Updates in v0.1.4
I implemented the weighted particles with resampling functionality (using numerically stable logsumexp).
I also added two macros, @bymap, @bypmap
, detailed below.
Weighted particles
The type WeightedParticles
contains an additional field logweights
. You may modify this field as you see fit, e.g.
reweight(p,y) = (p.logweights .+= logpdf.(Normal(0,1), y .- p.particles))
where y
would be some measurement. After this you can resample the particles using resample!(p)
. This performs a systematic resample with replacement, where each particle is sampled proportionally to exp.(logweights)
.
Monte-Carlo simulation by map/pmap
Some functions will not work when the input arguments are of type Particles
. For this kind of function, we provide a fallback onto a traditional map(f,p.particles)

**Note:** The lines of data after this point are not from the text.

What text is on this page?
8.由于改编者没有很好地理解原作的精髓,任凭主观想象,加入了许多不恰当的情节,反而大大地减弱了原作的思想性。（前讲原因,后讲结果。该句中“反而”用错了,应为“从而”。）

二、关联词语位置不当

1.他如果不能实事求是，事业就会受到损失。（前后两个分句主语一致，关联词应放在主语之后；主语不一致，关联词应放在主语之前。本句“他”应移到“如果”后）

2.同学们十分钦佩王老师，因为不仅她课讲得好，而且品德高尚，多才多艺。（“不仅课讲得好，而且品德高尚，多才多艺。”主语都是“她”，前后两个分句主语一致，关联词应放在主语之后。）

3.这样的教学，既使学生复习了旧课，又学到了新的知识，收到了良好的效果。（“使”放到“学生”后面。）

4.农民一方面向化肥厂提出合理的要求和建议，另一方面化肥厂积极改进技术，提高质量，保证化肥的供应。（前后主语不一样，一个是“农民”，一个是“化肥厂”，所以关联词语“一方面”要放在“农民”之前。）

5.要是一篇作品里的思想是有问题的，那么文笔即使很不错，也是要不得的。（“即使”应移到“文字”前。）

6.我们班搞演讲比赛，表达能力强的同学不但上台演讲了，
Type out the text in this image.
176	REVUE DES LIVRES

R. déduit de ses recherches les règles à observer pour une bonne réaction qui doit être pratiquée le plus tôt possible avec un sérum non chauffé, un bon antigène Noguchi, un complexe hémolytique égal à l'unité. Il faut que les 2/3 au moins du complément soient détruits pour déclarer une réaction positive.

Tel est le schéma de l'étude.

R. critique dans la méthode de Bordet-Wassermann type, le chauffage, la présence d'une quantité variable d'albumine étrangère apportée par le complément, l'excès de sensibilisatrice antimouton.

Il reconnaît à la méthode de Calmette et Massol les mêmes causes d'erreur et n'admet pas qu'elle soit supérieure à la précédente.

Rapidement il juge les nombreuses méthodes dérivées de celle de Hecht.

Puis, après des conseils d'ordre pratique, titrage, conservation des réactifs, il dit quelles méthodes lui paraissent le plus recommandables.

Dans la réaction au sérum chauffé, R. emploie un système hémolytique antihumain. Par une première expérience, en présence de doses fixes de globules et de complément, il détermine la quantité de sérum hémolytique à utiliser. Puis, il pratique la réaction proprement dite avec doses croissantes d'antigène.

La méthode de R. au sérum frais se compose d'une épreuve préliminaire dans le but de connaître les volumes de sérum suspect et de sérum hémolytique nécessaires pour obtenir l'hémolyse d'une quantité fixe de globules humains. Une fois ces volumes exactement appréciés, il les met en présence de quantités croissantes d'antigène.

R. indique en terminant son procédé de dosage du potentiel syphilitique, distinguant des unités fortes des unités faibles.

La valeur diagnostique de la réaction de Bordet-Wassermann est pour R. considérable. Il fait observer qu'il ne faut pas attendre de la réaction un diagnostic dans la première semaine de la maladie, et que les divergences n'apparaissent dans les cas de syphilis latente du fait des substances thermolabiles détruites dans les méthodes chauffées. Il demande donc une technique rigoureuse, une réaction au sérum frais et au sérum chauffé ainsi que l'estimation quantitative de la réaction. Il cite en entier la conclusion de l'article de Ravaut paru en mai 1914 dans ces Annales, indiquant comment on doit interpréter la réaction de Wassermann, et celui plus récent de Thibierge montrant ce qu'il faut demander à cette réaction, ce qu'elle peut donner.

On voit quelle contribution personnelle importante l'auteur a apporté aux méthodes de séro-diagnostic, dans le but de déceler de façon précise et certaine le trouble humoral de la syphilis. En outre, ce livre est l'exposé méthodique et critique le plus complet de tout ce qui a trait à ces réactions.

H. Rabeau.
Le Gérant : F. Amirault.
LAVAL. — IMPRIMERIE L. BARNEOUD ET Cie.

. The only thing you need to do is to decorate the function call with the macro @bymap
like so:
f(x) = 3x^2
p = 1 ± 0.1
r = @bymap f(p)
We further provide the macro @bypmap
which does exactly the same thing, but with a pmap
(parallel map) instead, allowing you to run several invocations of f
in a distributed fashion.
These macros will map the function f
over each element of p::Particles{T,N}
, such that f
is only called with arguments of type T
, e.g., Float64
. This handles arguments that are multivaiate particles <: Vector{<:AbstractParticles}
as well.
These macros will typically be slower than calling f(p)
, but allow for Monte-Carlo simulation of things like calls to Optim.optimize
etc., which fail if called like optimize(f,p)
. If f
is very expensive, @bypmap
might prove prove faster than calling f
with p
, it’s worth a try. The usual caveats for distributed computing applies, all code must be loaded on all workers etc.